Question

How do you simplify $\dfrac{45}{75}$ to lowest terms?

Answer 1

Hint: Firstly, we write the given fraction in simplified form and then express it in fractions to express it in the lowest form. Now write the numerator and denominator in factored form and then cancel the common factors. Now after we get a form where we cannot cancel any more common factors, convert it into decimal. This will be its lowest form.

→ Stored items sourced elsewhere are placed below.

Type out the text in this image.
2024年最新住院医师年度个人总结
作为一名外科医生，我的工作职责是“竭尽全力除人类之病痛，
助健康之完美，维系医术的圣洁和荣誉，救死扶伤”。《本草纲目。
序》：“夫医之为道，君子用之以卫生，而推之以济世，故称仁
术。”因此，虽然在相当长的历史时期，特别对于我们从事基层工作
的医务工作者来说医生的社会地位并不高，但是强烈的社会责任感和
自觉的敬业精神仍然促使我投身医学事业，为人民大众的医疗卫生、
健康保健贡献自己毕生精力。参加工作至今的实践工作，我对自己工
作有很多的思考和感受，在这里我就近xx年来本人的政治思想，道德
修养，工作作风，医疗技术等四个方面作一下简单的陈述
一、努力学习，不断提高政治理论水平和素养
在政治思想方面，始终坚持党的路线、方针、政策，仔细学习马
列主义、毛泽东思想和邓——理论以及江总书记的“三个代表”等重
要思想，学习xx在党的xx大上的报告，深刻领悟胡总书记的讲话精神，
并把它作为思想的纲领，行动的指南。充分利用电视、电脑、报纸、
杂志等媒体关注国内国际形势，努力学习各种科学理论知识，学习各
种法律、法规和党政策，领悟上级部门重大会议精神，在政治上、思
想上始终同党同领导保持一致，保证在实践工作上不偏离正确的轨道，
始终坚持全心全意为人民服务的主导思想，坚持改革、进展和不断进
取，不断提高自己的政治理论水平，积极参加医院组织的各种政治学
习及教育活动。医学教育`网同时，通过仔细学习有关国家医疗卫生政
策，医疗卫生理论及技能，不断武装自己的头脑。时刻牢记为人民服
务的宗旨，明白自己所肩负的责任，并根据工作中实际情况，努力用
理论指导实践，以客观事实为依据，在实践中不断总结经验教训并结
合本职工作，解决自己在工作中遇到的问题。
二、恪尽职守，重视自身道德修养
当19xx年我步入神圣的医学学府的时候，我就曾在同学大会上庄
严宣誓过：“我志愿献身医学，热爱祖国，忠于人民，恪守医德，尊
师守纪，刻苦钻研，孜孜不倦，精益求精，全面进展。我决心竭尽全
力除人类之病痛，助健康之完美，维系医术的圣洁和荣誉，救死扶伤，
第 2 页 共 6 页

Complete step by step solution:
The given fraction is, $\dfrac{45}{75}$
The first step is to write this fraction in simplified form.
A fraction is in simplest form if the top and bottom have no common factors other than 1. You might also hear the simplest form called "lowest terms”. You can divide the numerator and denominator by their Greatest common factor (GCF).
Now let us write the factors for the given integers in the numerator and the denominator.
We get,
$\Rightarrow \dfrac{3\times 3\times 5}{3\times 5\times 5}$
Now cancel the common terms in the numerator and the denominator.
Upon eliminating the common terms, we get,
$\Rightarrow \dfrac{3}{5}$
Now as we can see we cannot further simplify this fraction since the only common factor left for both of them is 1.
Now we shall write this in decimal form to express the lowest form.
Upon writing this in the decimal form we get,
$\Rightarrow 0.6$

Hence, when we simplify $\dfrac{45}{75}$ to the lowest terms we get 0.6

Note: Always check the number of decimal places (number of digits) after the decimal place to convert the decimal into a fraction. The number of digits is then written to the power of $10\;$ and then placed in the denominator and in the numerator, the number will be written the same as it is, but without the decimal point.